New routes, wrong turns & the road less traveled

May 1, 2011

Johnson’s World by Steve Johnson

Very few of my readers work from home. Even if you are in sales and spend most of your time on the road, you still have an office you must visit regularly. As for the rest of us, we spend every day in an office or a factory. This means we commute between work and home twice daily, five to seven days per week.

Whether our trip is five blocks or 50 miles, each of us has found the best way to get to work; the best route and the best method of transportation (or so we think).

Most of us drive to work. Some take a train or a bus. One or two of you might even have a chauffeur to drive you in a limousine.

I once lived close enough to my print shop that I could walk to work. On summer days, I sometimes drive my 1926 Ford Model T to the office, and on sunny weekends I might bicycle to work.

One person's best way is not another's. I wish I could to bicycle to work every day. Those of you who have been subjected to the enforcement of tough drunk driving laws might not agree.

If you check my company's website, you'll find easy directions to Copresco via automobile, airplane, mass transit, bicycle or horse. The horse part also works if you ride a donkey or mule.

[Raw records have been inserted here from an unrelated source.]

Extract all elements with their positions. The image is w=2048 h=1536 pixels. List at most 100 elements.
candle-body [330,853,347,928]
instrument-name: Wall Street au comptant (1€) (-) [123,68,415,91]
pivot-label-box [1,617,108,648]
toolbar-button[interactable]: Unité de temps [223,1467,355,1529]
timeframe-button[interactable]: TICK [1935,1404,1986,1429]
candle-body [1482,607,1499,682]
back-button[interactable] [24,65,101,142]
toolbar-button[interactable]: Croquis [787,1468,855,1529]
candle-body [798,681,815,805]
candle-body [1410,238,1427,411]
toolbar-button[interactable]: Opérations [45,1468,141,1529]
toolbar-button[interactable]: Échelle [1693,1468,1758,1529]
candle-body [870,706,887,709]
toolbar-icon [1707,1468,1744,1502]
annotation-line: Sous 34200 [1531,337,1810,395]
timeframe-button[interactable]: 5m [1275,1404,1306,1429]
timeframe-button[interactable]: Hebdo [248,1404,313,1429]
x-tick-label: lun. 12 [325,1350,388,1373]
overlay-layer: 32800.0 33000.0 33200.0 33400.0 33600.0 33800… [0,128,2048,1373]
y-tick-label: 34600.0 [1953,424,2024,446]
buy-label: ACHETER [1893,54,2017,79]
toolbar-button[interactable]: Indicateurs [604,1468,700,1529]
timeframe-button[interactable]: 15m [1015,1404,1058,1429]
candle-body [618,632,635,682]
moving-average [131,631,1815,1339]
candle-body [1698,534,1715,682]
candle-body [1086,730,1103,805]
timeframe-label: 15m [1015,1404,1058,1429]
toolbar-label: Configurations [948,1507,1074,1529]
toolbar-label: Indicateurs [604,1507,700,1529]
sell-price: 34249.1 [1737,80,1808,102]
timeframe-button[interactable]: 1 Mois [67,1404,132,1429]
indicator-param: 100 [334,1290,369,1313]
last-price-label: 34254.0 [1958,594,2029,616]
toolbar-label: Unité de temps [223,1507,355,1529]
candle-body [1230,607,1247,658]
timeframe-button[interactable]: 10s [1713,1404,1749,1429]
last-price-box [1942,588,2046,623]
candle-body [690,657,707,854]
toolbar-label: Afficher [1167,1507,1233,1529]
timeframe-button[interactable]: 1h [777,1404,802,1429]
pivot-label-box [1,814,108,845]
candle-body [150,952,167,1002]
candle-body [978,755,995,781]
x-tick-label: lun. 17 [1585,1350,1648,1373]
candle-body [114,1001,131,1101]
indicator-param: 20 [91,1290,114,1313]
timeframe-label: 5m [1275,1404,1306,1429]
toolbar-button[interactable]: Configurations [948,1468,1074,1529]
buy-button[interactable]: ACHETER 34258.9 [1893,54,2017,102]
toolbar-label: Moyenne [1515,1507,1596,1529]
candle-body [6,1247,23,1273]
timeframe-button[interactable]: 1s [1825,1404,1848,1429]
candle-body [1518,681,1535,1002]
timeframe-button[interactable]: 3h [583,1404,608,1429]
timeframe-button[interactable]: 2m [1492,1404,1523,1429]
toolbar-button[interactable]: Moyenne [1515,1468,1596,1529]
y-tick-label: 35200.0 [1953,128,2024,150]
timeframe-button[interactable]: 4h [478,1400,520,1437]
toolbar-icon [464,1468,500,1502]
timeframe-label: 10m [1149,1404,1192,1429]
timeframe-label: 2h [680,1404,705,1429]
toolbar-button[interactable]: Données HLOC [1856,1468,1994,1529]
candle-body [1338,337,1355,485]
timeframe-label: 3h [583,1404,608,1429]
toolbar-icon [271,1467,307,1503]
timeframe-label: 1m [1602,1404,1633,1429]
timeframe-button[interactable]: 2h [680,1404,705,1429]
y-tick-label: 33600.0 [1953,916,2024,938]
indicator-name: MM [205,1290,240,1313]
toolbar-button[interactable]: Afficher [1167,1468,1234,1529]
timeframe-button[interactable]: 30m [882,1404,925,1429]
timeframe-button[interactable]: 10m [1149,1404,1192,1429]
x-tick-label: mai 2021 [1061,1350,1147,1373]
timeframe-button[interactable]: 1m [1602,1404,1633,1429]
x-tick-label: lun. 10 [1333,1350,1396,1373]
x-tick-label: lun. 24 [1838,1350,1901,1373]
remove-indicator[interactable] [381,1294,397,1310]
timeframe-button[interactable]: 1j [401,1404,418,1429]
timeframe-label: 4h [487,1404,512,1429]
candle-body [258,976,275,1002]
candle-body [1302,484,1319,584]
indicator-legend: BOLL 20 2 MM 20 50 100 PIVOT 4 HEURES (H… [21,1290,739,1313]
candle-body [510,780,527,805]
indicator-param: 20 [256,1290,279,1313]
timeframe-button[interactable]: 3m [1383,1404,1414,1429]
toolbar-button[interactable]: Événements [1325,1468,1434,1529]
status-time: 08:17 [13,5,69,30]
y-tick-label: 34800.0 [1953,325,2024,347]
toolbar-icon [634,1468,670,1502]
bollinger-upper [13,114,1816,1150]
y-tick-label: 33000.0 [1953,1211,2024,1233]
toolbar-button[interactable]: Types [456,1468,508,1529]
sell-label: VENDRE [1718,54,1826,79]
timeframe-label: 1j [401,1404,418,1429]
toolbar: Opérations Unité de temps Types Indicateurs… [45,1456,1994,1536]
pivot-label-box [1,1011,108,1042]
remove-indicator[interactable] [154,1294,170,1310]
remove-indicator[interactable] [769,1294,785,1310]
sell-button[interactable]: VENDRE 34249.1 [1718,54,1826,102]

Whatever our mode of transportation, the route we take to work might not actually be the best way, but we take it out of habit.

You can steer yourself any direction you choose

All too frequently, we conduct business in the same way. Are you discouraged by the downturn in print volume? Pummeled by competition from new media? On the defensive over pricecutting? Is the same old way just not working?

We simply cannot succeed doing the same old thing, anymore, yet truly fresh and new ideas are hard to come by. What you need is to sprout new neural pathways in your brain, and change is the best way to stimulate neuron growth. To put it more simply: To think differently, do things differently. Start with your commute to work.

If you live far away, try taking public transportation instead of driving. If you live nearby, try walking or riding a bike. Even taking a different family car can make your commute a new experience.

If you're afraid to give up your automobile, try merely taking a different route to work every day for a week. Approach the plant from a different direction. Come through the slums, or the country. If you live to the north,approach from the south.

Oh, the places you'll go!

Does all of this seem silly to you? The road-less-traveled metaphor is highly appropriate to the situation most printers now find themselves in. Doing the same old thing leaves you stuck, day after day, in the traffic jam of competition. Discovering the right new product, process or market is like finding yourself on an open road that you didn't know existed.

If you aren't even willing to alter or adapt your commute, then I suggest you seriously think twice before committing half a million dollars or more to the purchase of a digital press. If you can't (or won't) approach your business in a new way, then that hunk of digital iron will end up being just one more press to keep busy. It is no small task to change the way you think. You'd better get started now unless, of course, the same old way still is working for you.